# Trunk Light ?



## lotaguts (Jan 17, 2006)

Silly question, My trunk light does not come on am I missing something I have looked for a switch found nothing. I guess the bulb is burnt out but I am thinking already.... Any Ideas ?


----------



## gameover (May 13, 2005)

Mine has a mind of it's own, sometimes it comes on, sometimes it doesn't.
Haven't had a chance to check it out.
:cheers


----------



## raven1124 (Sep 23, 2005)

Just tap the white peg that turns it off. Sometimes it gets stuck.


----------



## lotaguts (Jan 17, 2006)

White Peg ? where the latch is at...


----------



## raven1124 (Sep 23, 2005)

It's on the trunk. When you lift the trunk up, it's kinda in the middle of the trunk. It's a little white or tan peg about a inch long. Kind of hard to put it in writing.


----------



## Tom (Nov 1, 2004)

on many gtos you have to manually stimulate the button by the boot to make it work.


----------



## nineball481 (Jan 3, 2006)

Tom said:


> manually stimulate.



hehehe, he said manually stimulate, hehehe


----------



## Braman'sGTO (Mar 14, 2005)

I had a similar problem with mine, I pulled the light cover off and found that the bulb was not all the way in the sockets. if you have a similar problem, be carefull puting it back in its a little tight and you may ground it out and blow a fuse, but should be a quick fix.


----------



## Groucho (Sep 11, 2004)

gameover said:


> Mine has a mind of it's own, sometimes it comes on, sometimes it doesn't.
> Haven't had a chance to check it out.
> :cheers



Lol. I was gonna post the same thing.

I'll check the peg-- thx.


----------



## lotaguts (Jan 17, 2006)

Ok checked the peg and its screwed up you have to jiggle it and then the light comes on. I figured after a couple jiggles it should work but after closing the trunk same thing seems to be a faulty switch. This sucks if I have to take it in just for this I got a $30k car with 400 horses under the hood barely 200 miles but no trunk light. :lol:


----------



## 2much (Jan 22, 2006)

The trunk light switch had to be replaced on my 05. So far the only problem with the car. 

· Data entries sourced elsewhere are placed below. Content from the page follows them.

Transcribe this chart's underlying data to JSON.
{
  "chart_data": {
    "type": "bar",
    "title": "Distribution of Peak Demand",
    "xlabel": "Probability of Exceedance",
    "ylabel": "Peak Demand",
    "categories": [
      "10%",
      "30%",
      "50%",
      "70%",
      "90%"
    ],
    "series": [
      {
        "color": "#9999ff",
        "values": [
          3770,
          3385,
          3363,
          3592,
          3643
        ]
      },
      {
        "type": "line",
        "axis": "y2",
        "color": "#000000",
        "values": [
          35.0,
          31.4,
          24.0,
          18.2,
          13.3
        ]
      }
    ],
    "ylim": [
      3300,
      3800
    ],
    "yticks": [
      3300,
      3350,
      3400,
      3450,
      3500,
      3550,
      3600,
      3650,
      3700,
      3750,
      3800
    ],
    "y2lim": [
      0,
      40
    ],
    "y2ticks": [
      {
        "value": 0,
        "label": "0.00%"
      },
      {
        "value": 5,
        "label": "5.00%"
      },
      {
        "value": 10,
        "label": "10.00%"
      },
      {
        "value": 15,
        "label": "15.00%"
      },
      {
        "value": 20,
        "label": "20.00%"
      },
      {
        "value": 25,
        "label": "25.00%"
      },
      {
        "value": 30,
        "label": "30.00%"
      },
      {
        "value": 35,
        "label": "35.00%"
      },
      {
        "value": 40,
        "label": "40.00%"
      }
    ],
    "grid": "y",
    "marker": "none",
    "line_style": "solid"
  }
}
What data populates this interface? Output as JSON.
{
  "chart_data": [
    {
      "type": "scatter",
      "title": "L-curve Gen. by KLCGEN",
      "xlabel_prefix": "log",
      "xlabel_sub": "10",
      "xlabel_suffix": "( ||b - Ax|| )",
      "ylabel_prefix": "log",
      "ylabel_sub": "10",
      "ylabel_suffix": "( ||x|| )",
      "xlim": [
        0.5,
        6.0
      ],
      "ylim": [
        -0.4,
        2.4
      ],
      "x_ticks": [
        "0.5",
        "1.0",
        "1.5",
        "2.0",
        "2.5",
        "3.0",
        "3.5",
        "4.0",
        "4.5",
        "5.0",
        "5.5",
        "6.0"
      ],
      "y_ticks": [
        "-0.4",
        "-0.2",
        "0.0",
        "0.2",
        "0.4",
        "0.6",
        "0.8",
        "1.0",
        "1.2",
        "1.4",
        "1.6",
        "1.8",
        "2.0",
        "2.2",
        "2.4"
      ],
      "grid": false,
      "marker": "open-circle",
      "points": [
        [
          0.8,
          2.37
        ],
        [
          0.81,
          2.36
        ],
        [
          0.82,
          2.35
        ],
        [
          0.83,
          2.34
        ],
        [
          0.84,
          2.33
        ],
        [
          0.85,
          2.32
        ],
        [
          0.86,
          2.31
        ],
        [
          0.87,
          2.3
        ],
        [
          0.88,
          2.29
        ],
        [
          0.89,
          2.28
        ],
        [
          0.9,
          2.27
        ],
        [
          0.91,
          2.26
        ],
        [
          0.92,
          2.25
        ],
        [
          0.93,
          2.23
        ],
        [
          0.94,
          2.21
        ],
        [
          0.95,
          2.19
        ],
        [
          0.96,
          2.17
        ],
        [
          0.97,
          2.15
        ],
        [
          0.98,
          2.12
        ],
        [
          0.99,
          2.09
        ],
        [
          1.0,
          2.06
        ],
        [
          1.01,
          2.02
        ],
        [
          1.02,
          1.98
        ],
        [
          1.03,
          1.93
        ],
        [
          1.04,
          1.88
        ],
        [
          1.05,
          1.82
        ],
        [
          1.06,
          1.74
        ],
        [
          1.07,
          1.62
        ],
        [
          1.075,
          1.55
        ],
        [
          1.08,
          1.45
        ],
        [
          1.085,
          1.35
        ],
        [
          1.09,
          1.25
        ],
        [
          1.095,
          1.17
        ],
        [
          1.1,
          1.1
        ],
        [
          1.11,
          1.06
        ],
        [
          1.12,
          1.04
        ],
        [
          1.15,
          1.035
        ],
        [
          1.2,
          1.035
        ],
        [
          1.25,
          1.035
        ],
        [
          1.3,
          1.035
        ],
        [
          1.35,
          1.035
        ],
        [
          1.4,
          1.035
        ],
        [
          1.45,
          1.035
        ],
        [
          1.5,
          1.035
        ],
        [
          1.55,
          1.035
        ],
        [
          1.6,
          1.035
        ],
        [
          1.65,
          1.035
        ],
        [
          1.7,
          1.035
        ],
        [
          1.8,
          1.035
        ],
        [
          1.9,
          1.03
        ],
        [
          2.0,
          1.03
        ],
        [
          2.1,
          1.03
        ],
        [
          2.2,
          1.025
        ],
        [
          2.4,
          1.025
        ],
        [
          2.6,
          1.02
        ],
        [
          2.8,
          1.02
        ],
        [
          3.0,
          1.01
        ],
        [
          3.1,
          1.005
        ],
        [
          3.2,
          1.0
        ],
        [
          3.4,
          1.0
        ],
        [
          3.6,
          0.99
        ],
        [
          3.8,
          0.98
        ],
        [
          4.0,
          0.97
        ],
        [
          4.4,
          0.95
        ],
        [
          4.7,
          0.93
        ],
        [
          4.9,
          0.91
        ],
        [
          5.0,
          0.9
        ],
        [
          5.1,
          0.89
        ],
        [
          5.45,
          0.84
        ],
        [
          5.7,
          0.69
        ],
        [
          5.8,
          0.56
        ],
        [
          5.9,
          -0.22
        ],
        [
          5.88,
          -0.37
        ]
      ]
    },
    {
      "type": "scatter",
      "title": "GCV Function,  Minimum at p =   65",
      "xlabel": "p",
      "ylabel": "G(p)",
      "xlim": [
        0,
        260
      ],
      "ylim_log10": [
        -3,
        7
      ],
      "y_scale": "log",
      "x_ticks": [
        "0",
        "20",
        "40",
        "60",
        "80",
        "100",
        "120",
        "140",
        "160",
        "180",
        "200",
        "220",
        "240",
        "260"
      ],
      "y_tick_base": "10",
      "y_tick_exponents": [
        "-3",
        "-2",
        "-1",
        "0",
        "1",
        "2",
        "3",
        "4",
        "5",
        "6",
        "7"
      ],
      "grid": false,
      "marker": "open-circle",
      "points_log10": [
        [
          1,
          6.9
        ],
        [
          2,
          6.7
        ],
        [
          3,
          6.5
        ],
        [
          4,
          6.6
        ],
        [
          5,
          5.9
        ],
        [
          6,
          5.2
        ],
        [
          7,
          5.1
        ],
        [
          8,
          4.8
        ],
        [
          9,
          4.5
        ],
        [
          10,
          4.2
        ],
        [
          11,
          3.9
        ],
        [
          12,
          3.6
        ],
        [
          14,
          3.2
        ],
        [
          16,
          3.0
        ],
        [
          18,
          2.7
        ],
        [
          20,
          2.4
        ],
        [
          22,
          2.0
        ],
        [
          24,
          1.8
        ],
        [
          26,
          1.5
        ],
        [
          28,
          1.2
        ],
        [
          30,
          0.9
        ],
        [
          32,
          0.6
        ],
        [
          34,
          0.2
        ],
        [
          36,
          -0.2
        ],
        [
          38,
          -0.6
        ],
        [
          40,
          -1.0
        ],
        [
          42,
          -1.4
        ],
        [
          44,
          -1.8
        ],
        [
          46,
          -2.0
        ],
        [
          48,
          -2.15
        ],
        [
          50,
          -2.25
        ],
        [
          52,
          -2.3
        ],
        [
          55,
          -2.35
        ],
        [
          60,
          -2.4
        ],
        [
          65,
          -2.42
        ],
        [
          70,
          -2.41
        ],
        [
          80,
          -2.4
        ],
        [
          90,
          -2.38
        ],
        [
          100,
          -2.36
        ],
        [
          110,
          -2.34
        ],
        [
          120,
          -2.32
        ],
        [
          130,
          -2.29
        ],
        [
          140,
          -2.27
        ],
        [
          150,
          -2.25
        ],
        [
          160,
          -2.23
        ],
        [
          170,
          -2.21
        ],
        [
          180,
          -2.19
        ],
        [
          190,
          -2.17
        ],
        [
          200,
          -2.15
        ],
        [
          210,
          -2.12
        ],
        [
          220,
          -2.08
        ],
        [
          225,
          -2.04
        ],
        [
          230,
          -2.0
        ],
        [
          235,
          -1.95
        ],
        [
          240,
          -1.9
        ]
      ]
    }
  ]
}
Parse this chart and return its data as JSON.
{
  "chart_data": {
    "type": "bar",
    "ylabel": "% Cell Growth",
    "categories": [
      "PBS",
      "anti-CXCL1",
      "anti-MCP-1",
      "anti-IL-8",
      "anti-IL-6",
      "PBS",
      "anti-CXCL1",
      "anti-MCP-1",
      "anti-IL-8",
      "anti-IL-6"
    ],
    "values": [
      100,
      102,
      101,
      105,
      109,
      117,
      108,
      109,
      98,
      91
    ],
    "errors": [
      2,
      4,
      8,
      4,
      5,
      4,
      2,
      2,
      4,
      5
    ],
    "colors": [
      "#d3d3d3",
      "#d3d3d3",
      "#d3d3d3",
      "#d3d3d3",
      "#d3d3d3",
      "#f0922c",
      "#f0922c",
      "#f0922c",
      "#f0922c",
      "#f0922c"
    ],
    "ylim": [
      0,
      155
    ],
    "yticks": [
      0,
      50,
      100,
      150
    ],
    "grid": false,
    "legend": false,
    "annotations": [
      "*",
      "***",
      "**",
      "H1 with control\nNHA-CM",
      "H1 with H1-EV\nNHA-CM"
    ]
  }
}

I have only recently joined this list. It has been interesting reading about experiences of fellow GTO owners. I've had mine since June of last year.


----------



## Braman'sGTO (Mar 14, 2005)

speaking of that end of the car, has anyone had any problems with the paint on their spoiler. Only part put on in the US and I have what look like water spots on the paint under the clear coat. Dont have them anywhere else on the car


----------



## Russ2005 (Nov 24, 2005)

Braman...the paint issue has been discussed several times on the forum. Try entering "Paint Question" or "Paint problems" in the forum search and you will find those threads. Basically, it is an issue with moisture under the paint. A heat gun appears to be the generally accepted answer.


----------



## noz34me (Dec 15, 2005)

I found that my switch was not "pulling out" far enough. Like there's an obstruction inside the sleeve the post comes out of. When I just pull on the post, I can feel it pop past the obstruction and the light comes on.

I've got a short list; rattle in door, now trunk light I'm making up to go to the dealer. I just can't bring myself to let them tear parts of it down yet, so unless it's something major, I'm waiting till it gets nearly a year old.


----------



## J.E.T. (Sep 30, 2005)

lotaguts said:


> Ok checked the peg and its screwed up you have to jiggle it and then the light comes on. I figured after a couple jiggles it should work but after closing the trunk same thing seems to be a faulty switch. This sucks if I have to take it in just for this I got a $30k car with 400 horses under the hood barely 200 miles but no trunk light. :lol:


That's what your dealer is for.........

JET


----------